While not the most impressive track on offer, “Con-truest (edit)” works as an opener in setting the direction of this release. The rhythmic drum work manages to be prevalent without being overbearing, forming the framework for the exquisitely alien synthscapes and drones that cover and dominate the higher frequencies. “Shrink” follows in the same vein, the chiming sounds lending a playful note to the initial drone-laden sound.
The first of two intermissions, “0#1” works nicely as a bridge towards “Burnout” a slower, yet solid collaboration with fellow Polish artist Synta[xe]rror. The title track, “Conclusion”, is a thoroughly danceable affair, its beat-driven pace coupled with some unintelligible yet surprisingly fitting lyric samples, providing a track that is somewhat simpler than the other offerings, yet fun.
In contrast, “Creep” follows with great elegance in the construction of a complex pattern while simply using the most abstract of sound bits and synths in one of the highlight tracks of the record. Still, “Practical Tool” is by far my favorite track of the record, the glitchy rhythm providing an excellent backdrop to lo-fi synths that will literally haunt you with their catchiness.
On a more synthpop note, “Like a Human” works nicely as a composition of C.H. District’s sound and Tomtylor’s vocals, if not as a surprising (yet welcome) exception to the overall lack of lyrics in the album. The second intermission follows suit, preparing the listener for the album’s final track, “Go Out”. Opening like something out of a NES game soundtrack, it follows in the same vein as “Practical Tool”, retaining the retro elements but swapping out the glitchy sound for a clean and equally catchy club track.
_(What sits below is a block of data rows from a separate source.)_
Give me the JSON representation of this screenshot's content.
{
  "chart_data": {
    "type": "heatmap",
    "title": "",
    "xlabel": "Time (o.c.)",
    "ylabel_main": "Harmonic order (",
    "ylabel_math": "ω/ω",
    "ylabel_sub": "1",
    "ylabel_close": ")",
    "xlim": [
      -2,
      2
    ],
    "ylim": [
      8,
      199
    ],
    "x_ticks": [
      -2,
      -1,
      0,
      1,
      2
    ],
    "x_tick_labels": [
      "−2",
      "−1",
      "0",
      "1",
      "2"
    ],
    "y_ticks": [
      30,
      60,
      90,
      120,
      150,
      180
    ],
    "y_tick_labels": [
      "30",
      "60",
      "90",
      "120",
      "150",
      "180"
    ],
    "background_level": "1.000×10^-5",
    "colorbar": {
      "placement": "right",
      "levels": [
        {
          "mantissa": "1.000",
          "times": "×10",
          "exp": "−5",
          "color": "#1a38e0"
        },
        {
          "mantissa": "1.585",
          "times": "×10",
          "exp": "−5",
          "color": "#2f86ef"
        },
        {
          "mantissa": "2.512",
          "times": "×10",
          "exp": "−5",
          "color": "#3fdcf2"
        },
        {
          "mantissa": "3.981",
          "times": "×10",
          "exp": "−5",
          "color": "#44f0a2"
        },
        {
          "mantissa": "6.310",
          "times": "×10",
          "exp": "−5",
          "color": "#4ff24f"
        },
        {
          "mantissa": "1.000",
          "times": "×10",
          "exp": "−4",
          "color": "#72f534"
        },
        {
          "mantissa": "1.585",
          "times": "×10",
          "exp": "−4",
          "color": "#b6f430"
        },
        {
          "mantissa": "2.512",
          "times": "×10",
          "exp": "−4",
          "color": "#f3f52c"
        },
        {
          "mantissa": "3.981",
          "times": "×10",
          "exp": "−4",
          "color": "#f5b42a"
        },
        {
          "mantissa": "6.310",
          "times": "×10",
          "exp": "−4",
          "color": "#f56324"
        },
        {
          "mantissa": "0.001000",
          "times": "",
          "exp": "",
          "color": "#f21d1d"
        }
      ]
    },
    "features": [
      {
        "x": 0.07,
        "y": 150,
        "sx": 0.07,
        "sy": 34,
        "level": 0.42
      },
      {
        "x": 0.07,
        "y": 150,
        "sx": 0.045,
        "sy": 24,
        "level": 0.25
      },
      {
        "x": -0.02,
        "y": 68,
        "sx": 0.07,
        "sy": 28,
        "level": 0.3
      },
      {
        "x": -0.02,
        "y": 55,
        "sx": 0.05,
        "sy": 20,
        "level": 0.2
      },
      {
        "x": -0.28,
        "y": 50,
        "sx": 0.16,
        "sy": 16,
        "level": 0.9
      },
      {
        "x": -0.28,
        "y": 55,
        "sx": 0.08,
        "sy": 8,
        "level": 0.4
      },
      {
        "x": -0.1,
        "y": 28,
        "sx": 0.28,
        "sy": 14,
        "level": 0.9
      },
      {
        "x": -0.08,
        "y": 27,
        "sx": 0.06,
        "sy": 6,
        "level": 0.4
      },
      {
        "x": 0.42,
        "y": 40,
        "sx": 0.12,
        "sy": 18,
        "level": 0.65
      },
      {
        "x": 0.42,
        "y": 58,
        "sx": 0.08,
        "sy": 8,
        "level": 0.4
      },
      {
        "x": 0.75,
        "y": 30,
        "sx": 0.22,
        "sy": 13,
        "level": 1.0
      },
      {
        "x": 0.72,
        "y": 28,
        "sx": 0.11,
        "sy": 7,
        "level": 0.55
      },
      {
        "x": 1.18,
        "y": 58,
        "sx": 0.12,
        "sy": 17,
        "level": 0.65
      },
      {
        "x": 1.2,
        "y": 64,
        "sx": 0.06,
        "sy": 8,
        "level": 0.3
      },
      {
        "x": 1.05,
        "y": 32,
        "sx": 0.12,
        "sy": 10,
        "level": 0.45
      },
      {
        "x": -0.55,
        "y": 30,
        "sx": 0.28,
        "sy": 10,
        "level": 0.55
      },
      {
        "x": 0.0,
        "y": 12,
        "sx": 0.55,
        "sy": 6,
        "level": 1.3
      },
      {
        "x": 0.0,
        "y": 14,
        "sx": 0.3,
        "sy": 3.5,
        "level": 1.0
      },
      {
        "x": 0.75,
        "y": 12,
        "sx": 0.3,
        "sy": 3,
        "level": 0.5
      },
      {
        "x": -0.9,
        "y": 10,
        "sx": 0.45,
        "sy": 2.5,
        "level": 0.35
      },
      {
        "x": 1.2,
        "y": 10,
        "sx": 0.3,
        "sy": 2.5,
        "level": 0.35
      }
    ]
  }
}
“Conclusion”, ironically enough, is a record that just leaves you craving the next offering, with a sound alternating from the alien of Beefcake and retro-club of Oil10 to the lo-fi of Tarmvred. Don’t let the comparisons fool you though, as the musical work here certainly has its own character and sound, managing to offer great continuity as an album without sounding repetitive. Kudos to C.H. District for a job masterfully done.